Can LLMs Deceive CLIP? Benchmarking Adversarial Compositionality of Pre-trained Multimodal Representation via Text Updates
Jaewoo Ahn, Heeseung Yun, Dayoon Ko, Gunhee Kim
TL;DR
MAC benchmarks how pre-trained multimodal representations like CLIP can be deceived by text updates generated by LLMs, evaluated through crossmodal attack success and lexical diversity. The authors introduce a self-training pipeline with rejection-sampling fine-tuning and diversity-promoting filtering, achieving improved attack rates across image, video, and audio, and demonstrating cross-model transfer. The work highlights modality-agnostic vulnerabilities, proposes rigorous evaluation criteria, and shows that smaller LLMs with Best-of-N sampling plus diversity-aware selection can outperform larger, opaque models in exposing weaknesses. This has implications for robustness of multimodal systems and motivates future work on extending deception analysis to longer captions and additional modalities, with ethical safeguards.
Abstract
While pre-trained multimodal representations (e.g., CLIP) have shown impressive capabilities, they exhibit significant compositional vulnerabilities leading to counterintuitive judgments.

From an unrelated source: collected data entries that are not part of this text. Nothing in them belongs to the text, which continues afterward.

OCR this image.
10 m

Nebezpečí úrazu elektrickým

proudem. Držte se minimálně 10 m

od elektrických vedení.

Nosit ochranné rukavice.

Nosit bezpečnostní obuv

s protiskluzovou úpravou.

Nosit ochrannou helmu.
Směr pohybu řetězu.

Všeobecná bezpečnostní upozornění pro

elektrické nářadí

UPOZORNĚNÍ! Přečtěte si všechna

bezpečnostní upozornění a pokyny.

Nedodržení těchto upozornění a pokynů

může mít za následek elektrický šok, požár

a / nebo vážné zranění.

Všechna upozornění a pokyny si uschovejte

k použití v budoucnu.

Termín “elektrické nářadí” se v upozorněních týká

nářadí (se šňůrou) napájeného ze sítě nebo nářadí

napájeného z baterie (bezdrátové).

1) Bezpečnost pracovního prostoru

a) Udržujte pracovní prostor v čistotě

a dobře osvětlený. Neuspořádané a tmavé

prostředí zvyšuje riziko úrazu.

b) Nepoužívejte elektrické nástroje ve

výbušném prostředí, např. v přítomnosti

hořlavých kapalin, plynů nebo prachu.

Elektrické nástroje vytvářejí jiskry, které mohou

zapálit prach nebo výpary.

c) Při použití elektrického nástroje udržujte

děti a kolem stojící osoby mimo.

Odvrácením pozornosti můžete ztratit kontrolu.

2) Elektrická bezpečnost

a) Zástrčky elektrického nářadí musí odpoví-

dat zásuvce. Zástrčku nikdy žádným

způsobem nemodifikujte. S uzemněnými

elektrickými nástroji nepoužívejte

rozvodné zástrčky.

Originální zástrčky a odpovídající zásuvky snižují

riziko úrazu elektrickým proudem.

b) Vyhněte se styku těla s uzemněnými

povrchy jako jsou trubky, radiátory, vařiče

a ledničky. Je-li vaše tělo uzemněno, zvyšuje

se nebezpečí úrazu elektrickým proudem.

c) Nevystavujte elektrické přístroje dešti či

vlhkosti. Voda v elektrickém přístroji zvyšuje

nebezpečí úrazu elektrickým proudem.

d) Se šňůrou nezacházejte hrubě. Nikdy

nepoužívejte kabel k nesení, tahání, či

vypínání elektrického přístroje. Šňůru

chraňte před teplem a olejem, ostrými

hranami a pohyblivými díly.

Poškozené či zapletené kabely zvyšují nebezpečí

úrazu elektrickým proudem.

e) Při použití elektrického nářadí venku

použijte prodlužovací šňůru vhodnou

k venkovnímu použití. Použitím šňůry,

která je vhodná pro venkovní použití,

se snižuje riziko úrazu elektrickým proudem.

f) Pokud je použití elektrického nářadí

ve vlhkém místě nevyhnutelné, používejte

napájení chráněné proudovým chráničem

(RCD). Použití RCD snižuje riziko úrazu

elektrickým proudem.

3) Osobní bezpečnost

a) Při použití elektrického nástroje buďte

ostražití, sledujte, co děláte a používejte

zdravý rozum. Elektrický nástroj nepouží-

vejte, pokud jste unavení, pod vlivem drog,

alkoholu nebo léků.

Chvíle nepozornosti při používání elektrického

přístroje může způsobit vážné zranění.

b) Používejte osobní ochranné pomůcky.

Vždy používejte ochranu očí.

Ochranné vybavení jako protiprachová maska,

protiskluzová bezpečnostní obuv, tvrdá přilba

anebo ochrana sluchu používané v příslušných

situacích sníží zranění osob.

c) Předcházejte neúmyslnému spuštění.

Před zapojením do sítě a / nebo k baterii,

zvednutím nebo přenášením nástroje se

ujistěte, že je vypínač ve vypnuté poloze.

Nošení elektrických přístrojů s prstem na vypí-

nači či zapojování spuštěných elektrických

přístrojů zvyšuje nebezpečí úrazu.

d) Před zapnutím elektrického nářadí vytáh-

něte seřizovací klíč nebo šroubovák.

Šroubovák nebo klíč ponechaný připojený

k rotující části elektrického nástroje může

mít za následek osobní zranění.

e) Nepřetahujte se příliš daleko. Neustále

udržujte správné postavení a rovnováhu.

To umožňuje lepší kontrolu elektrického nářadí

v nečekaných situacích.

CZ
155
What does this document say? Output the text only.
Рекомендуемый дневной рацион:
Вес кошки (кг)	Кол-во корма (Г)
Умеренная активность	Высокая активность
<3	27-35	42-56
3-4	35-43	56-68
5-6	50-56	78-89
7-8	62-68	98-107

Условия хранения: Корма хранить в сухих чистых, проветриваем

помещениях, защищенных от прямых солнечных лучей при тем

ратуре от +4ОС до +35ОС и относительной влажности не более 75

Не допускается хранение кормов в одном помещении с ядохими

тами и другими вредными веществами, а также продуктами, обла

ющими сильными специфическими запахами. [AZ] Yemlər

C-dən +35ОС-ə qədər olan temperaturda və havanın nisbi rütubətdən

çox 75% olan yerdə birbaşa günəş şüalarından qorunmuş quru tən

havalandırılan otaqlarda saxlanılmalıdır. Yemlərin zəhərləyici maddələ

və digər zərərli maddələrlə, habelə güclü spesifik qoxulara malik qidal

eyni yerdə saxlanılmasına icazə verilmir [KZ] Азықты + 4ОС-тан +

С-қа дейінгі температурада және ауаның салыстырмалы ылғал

We introduce Multimodal Adversarial Compositionality (MAC), a benchmark that leverages large language models (LLMs) to generate deceptive text samples to exploit these vulnerabilities across different modalities and evaluates them through both sample-wise attack success rate and group-wise entropy-based diversity. To improve zero-shot methods, we propose a self-training approach that leverages rejection-sampling fine-tuning with diversity-promoting filtering, which enhances both attack success rate and sample diversity. Using smaller language models like Llama-3.1-8B, our approach demonstrates superior performance in revealing compositional vulnerabilities across various multimodal representations, including images, videos, and audios.